Tinham dado à luz ao mesmo tempo, um dos bebês morrera, mas algo de confuso acontecera e o resultado é que estavam ali, disputando o nenê.
A mim aquilo causava espécie. Então o rei, a quem estava afeta a administração de um país, usava seu tempo resolvendo questiúnculas de mulheres de má vida? Salomão, no entanto (ah, mas era lindo aquele homem), não estava nem aí para tais objeções. Pelo jeito, prostitutas e outras pessoas de baixa classe eram frequentadoras habituais da open house em que a sala do trono periodicamente se transformava. Mais, obviamente tinha prazer no que estava fazendo. Ouviu-as atentamente, fez três ou quatro perguntas (irrelevantes, no meu modo de ver, mas quem era eu para opinar sobre relevâncias?); depois ficou em silêncio, meditando.
E, nesse momento, senti — e todos ali sentiram, acredito — que alguma coisa estava acontecendo. Algo tinha mudado. O ar estava denso, pesado, como saturado de invisível vapor. Era a sabedoria dele. Exalava sabedoria por todos os poros, impregnava-nos com sua sabedoria. O que dava uma sensação esquisita, uma espécie de cosquinha, que coisa gozada. Uma das prostitutas, a de uma estrela, até rascava as coxas com as unhas aguçadas. Tudo aquilo se constituía em prenúncio do que havia de vir: a sentença. Que Salomão enunciou na sua voz grave, pausada (Deus, que tesão me dava aquela voz, meu grelo vibrava em uníssono com ela). Num primeiro momento, a decisão soou surpreendente, cruel até: já que era impossível esclarecer quem era a mãe verdadeira, a criança seria cortada em duas, cada mulher recebendo uma metade. Todos estremeceram, os cortesãos se olharam, e ouvi um deles murmurar para outro a seu lado: essa não, o cara está dando uma de temerário, a coisa vai pegar mal no estrangeiro.

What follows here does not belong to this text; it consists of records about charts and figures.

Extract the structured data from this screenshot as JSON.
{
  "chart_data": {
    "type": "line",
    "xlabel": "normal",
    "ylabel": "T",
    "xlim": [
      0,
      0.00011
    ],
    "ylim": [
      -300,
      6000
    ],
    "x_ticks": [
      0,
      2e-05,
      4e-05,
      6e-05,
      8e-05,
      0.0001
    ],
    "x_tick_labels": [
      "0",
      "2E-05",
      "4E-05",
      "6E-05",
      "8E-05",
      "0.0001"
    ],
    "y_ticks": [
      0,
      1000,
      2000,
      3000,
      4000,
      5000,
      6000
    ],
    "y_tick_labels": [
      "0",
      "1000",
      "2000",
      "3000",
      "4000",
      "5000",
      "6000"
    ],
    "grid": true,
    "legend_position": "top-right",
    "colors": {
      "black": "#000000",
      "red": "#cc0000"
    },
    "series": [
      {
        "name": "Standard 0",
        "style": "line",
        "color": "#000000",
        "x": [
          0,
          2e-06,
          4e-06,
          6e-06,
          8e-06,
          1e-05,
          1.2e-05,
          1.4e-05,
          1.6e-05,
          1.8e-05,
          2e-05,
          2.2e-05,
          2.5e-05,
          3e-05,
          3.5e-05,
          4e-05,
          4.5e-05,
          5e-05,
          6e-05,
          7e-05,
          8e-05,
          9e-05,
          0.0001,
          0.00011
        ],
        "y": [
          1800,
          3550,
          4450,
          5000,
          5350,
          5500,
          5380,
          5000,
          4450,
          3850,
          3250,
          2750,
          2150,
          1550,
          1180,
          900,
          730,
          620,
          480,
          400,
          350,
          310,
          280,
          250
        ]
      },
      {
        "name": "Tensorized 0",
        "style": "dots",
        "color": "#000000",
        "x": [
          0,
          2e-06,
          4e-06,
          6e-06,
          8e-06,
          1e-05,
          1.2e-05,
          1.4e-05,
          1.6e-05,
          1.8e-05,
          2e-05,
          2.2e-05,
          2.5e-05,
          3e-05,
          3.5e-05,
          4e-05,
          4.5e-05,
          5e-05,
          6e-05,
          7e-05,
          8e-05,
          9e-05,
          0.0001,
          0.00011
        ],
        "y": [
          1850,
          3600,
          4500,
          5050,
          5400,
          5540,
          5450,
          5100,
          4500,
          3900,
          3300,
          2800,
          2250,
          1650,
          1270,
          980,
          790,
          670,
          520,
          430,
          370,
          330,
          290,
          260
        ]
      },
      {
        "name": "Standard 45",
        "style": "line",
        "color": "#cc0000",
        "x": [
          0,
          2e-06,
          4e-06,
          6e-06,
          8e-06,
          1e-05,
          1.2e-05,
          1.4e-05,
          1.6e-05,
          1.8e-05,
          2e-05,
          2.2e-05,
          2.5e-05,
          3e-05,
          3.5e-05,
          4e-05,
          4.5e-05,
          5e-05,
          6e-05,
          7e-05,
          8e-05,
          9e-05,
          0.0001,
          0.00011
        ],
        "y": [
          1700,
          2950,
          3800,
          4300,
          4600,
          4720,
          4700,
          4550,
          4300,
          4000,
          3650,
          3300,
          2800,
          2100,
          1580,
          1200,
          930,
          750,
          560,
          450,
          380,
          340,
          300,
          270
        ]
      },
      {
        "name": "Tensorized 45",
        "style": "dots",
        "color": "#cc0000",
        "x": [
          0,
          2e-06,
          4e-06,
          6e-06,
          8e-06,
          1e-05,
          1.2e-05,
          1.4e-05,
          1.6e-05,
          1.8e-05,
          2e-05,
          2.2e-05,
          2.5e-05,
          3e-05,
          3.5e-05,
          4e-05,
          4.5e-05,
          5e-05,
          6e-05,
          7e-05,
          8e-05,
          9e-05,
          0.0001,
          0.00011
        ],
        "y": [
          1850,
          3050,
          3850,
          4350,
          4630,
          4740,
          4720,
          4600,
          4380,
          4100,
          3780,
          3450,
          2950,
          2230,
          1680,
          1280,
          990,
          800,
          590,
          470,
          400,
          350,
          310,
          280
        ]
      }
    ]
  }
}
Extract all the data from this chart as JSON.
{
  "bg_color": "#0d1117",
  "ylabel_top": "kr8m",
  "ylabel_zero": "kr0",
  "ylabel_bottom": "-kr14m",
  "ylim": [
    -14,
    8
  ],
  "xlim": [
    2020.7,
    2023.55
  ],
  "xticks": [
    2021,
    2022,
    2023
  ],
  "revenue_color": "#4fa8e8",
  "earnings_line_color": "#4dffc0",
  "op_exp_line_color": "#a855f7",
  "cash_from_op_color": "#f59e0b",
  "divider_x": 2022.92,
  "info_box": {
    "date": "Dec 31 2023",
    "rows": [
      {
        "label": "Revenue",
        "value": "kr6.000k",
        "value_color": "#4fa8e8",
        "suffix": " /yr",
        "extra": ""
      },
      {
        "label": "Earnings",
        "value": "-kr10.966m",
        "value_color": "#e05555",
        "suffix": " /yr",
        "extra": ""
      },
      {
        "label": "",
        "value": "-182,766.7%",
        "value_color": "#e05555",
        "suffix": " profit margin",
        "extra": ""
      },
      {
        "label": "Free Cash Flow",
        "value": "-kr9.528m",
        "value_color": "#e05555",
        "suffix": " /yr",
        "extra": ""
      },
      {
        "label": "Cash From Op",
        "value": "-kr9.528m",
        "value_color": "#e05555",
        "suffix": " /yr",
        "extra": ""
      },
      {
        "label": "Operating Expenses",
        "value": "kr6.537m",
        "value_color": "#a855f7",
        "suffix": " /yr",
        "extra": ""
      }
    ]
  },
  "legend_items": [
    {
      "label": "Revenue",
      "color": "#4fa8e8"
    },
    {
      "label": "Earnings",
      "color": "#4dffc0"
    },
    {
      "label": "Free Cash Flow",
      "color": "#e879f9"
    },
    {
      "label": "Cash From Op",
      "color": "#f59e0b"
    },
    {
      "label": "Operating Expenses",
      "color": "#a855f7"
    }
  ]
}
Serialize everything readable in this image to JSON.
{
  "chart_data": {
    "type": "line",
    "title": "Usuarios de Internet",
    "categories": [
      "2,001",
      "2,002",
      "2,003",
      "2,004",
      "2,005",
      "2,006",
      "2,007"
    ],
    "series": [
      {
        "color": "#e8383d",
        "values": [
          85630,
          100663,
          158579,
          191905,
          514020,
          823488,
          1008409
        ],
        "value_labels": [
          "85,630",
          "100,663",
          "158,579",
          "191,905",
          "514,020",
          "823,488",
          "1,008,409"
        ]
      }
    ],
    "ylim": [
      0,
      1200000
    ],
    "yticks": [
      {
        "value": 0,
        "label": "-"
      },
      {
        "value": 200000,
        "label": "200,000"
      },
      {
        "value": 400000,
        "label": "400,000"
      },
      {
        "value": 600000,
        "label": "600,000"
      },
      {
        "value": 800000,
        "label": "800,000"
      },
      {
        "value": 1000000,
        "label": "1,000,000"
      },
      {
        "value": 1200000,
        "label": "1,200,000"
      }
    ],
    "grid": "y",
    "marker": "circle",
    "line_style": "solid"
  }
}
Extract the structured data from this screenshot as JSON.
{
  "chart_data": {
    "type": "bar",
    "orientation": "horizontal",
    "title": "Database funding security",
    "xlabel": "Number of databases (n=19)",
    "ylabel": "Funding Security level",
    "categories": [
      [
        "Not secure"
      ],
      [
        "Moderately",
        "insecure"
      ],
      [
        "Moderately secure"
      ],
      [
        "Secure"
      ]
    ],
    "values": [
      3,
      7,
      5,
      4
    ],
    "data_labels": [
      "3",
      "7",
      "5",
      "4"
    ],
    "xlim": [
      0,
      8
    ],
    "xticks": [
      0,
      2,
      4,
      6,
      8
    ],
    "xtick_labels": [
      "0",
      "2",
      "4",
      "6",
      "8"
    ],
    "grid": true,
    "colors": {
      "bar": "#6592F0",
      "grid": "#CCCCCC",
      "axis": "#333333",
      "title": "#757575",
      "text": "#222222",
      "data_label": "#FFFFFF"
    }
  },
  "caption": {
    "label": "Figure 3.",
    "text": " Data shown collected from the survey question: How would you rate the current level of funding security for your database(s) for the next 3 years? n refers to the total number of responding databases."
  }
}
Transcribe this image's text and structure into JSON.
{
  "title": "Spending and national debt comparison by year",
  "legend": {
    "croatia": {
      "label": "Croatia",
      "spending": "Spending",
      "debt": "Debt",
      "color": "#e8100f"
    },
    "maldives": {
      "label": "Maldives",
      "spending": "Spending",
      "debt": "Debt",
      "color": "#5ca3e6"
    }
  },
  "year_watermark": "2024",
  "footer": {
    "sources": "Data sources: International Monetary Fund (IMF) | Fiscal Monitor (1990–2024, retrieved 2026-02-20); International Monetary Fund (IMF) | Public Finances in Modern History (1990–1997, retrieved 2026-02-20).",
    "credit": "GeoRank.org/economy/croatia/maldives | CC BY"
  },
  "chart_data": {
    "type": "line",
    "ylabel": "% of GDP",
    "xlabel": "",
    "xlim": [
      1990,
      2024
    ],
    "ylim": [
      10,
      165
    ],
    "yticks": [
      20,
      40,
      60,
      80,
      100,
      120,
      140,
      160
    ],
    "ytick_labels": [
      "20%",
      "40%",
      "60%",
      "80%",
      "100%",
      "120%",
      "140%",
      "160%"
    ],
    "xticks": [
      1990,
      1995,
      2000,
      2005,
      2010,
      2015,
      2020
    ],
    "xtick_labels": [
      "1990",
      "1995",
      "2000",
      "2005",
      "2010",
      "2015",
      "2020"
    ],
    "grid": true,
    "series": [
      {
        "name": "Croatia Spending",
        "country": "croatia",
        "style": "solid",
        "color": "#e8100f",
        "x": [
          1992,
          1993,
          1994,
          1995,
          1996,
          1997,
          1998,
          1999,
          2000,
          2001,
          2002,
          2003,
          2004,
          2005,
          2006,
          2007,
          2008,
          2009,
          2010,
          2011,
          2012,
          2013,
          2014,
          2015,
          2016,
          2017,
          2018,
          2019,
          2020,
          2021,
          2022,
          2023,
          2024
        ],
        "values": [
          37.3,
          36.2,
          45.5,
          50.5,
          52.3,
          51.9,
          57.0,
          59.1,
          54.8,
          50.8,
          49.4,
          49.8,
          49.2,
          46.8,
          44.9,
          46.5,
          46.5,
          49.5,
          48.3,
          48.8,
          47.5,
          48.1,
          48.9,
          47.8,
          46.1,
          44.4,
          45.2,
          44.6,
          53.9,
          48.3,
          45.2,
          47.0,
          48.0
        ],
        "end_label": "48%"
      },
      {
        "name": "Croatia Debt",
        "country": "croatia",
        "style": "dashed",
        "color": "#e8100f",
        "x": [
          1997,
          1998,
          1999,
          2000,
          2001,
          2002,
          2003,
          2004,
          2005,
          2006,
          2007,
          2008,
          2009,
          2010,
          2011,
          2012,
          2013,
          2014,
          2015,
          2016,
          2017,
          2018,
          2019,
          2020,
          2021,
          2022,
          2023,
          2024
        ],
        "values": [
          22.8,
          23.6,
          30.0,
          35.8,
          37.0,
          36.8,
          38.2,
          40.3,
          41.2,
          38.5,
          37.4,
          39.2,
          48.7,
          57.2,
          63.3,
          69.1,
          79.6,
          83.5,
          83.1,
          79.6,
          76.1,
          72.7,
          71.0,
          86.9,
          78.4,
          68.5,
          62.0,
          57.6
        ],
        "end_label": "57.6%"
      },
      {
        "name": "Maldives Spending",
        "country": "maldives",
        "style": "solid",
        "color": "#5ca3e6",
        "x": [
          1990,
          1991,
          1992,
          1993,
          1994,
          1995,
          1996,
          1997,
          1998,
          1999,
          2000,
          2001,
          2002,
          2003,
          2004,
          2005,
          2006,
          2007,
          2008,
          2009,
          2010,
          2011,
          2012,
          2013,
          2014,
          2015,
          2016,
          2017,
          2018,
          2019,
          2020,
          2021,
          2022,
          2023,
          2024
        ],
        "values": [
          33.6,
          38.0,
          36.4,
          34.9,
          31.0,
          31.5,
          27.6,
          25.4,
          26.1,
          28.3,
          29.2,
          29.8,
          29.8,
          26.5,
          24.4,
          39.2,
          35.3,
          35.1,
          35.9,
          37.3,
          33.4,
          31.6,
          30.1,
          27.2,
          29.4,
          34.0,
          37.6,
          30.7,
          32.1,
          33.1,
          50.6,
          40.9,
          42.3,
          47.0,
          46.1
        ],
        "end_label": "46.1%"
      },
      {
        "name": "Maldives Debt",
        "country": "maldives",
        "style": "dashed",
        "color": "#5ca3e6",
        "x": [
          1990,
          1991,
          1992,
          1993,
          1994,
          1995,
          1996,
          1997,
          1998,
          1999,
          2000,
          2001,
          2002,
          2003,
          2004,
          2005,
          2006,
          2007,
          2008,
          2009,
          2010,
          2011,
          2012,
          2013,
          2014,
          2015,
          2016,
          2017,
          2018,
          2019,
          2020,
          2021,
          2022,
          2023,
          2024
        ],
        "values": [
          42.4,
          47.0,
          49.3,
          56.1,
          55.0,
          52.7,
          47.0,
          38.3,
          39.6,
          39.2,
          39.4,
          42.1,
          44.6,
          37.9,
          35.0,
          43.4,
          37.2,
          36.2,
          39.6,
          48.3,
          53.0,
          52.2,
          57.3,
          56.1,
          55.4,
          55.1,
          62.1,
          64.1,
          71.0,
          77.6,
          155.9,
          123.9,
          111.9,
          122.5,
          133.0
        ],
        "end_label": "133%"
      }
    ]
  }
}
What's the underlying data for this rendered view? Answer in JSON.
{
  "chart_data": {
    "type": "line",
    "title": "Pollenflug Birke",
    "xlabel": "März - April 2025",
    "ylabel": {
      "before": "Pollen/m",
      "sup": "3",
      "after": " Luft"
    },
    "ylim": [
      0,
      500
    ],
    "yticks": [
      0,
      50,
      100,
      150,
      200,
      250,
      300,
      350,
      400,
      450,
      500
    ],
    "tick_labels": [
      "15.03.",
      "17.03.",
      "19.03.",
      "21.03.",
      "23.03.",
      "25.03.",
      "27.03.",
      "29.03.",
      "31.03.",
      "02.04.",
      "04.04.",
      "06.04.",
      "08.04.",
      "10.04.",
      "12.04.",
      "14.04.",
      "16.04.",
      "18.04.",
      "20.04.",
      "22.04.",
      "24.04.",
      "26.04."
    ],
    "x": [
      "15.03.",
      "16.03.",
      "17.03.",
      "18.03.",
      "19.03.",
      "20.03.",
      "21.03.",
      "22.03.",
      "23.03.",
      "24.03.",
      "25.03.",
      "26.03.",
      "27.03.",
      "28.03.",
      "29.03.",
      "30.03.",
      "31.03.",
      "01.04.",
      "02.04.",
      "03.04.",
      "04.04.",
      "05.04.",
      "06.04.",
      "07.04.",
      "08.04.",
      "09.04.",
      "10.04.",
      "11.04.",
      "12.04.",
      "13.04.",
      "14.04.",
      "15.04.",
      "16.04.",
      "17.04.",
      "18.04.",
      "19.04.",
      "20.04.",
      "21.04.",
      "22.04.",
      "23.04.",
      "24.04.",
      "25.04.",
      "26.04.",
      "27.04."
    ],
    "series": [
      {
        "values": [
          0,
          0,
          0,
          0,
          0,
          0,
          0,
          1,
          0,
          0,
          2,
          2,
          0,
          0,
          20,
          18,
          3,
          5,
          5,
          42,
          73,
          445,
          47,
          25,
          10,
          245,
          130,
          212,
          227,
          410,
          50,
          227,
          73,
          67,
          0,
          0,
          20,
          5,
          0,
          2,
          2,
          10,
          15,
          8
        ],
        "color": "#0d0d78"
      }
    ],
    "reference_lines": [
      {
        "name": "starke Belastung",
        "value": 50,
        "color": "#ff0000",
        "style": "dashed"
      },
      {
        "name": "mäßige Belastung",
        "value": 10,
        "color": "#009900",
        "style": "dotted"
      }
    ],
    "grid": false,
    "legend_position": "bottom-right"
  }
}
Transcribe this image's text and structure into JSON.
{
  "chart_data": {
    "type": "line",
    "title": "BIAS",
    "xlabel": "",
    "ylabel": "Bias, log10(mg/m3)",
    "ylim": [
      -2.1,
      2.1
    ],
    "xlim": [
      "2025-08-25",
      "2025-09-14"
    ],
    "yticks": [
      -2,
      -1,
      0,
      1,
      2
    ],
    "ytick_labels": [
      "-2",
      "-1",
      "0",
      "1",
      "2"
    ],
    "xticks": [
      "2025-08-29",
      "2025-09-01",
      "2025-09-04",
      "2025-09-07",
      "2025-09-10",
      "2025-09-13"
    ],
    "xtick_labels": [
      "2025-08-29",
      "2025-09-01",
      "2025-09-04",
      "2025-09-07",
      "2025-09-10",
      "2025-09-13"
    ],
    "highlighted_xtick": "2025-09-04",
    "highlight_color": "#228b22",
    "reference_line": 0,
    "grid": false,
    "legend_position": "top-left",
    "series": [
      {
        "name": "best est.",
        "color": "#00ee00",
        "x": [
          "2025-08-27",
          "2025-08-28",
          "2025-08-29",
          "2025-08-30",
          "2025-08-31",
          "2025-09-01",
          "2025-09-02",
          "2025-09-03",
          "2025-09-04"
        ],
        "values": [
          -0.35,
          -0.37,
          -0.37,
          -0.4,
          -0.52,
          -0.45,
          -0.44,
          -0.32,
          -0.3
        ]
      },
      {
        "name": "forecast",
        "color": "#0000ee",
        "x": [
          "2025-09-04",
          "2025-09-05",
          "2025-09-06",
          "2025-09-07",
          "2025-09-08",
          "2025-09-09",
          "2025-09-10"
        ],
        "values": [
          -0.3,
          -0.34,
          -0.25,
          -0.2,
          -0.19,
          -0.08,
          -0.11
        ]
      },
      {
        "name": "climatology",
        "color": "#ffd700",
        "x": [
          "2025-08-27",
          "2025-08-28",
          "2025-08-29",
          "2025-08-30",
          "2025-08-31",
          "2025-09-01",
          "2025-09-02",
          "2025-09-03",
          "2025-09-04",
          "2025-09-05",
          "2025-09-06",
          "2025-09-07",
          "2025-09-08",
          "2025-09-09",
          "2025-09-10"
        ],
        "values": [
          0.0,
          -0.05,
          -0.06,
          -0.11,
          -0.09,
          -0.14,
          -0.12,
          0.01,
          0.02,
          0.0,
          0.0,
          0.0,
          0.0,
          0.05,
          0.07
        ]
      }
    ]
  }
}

Mas Salomão, muito seguro, chamou de imediato um soldado para cumprir a ordem. O homem veio, espada na mão. Momento de suspense, momento de extremo suspense, todos ali imóveis, respiração contida, um cortesão até tapando os olhos com a mão. Uma das mulheres, a de duas estrelas, ficou parada, em silêncio, como conformada com a sentença; mas a outra reagiu de maneira extraordinária. Correu para o soldado, agarrou-se no braço que já se erguia no ar, pronto para o golpe, e em voz estrangulada gritou, se é para matarem meu nenê, prefiro que o entreguem inteiro para essa aí. Grande comoção no recinto; Salomão então se pôs de pé.
Para! — ordenou ao soldado, que se deteve, como que congelado.
Dirigindo-se à mulher que havia gritado, proclamou: — És a verdadeira mãe, o grito que ouvimos foi o da tua maternidade. O filho é teu, podes pegá-lo. O soldado, um tanto desapontado (pelo jeito seus planos de fatiar uma criança naquele dia haviam sido frustrados), entregou o nenê à mulher enquanto todos aplaudiam: palmas, gritos, assobios, um verdadeiro delírio. O rei, satisfeito, sorria. Tinha do que se orgulhar: acabara de dar uma prova concreta, palpável de sua sabedoria. A sabedoria cuja fama se espalhara pelo mundo e que o transformara numa lenda viva, no monarca dos monarcas.